Alhasil, komunikasi dan interaksi kepada anak-anak berkurang, dan hilangnya pelindung dan pendengar yang baik. Selain itu, anak laki-laki akan tumbuh tanpa arah pembentukan jati diri. Anak perempuan kehilangan rasa aman dan kehilangan figur laki-laki yang benar. Batasan, nilai, dan arahan yang seharusnya diberikan oleh sang ayah tidak tersampaikan, sehingga ikatan emosional antara anak dan ayah menjadi lemah. Dari segi sosial, masyarakat sering menilai bahwa tanggungjawab seorang ayah hanya dari sisi finansial saja, bukan dari kehadirannya dalam proses pembentukan karakter anak. Situasi ini jika terus dibiarkan akan menjauhkan seorang fungsi ayah dari keluarga dan perlahan meruntuhkan tugas ayah dalam memimpin dan mendidik keluarga.
Sistem Kapitalisme sekuler yang diterapkan saat ini telah memisahkan urusan keluarga dari tanggung jawab negara. Akibatnya, peran ayah sebagai qowwam, pelindung, penafkah dan teladan bagi anak- anak melemah oleh tuntutan ekonomi dan sistem kerja yang menyita waktu. Berbeda dalam sistem islam, negara wajib menyediakan kebutuhan dasar masyarakat yang dikelola dari kekayaan sumber daya alam yang benar, dan membuka lapangan kerja yang luas. Selain itu, upah diberikan secara layak dan jaminan hidup yang ditetapkan dari baitul mal. Ayah tidak akan dipaksa bekerja tanpa batas demi bertahan hidup, sehingga memiliki waktu dan energi untuk mendidik dan mengontrol tumbuh kembang anak.
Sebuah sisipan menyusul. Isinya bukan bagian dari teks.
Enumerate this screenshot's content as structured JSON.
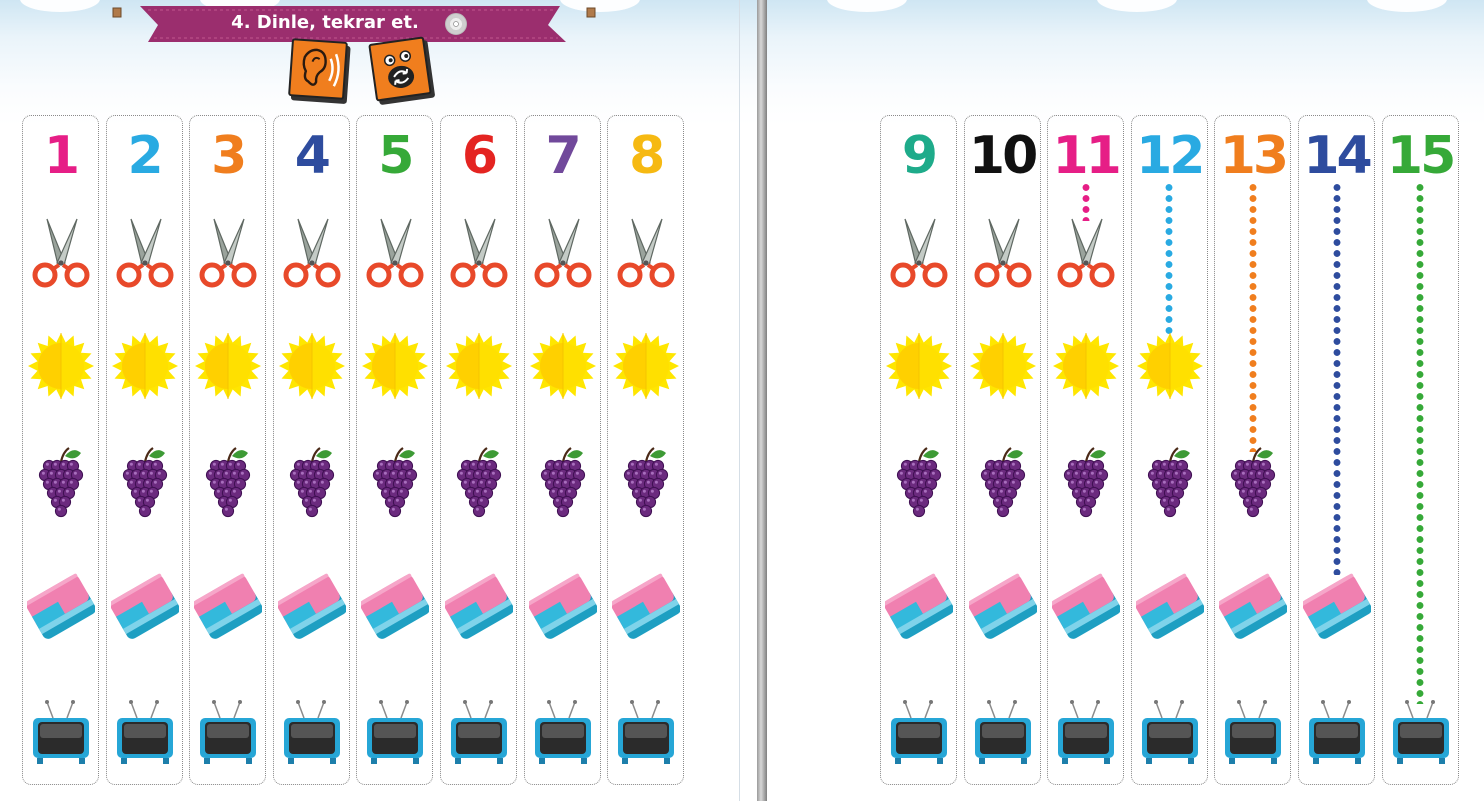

Peran ayah dan ibu adalah sebagai satu tim yang sama-sama menanggung amanah mendidik generasi. Seorang ayah bukan hanya pencari nafkah tetapi merupakan panutan pembentukan karakter dan akhlak.
Sebagaimana firman allah SWT :
“Dan (ingatlah) ketika Luqmān berkata kepada anaknya, ketika ia memberi pelajaran kepadanya: ‘Wahai anakku! Janganlah engkau mempersekutukan Allah. Sesungguhnya syirik adalah benar-benar kezaliman yang besar.” (TQS. Luqman: 13)
Ayat ini menegaskan bahwa peran utama seorang ayah adalah sebagai nahkoda keluarga, pemberi nasehat, pendidik dan pembentuk karakter anak. Adapun ibu berperan strategis dalam pengasuhan, pendidikan dasar, menyusui dan mengelola rumah tangga. Jika peran ini berjalan seimbang, maka anak akan tumbuh dalam suasana kasih sayang, kontrol moral dan dapat mengelola emosi yang sehat. Oleh karena itu, solusi Islam tidak hanya mengatur akhlak individu.
Islam hadir secara menyeluruh dengan memperkuat peran ayah dan ibu dalam sebuah keluarga. Serta mewujudkan negara sebagai penunjang bukan beban. Jika syariat Islam saat ini diterapkan secara kaffah, maka peran ayah dan ibu menjadi optimal dan generasi akan tumbuh dengan kasih sayang, panutan yang baik dan generasi akan terlindungi dari kerusakan yang diakibatkan fatherless.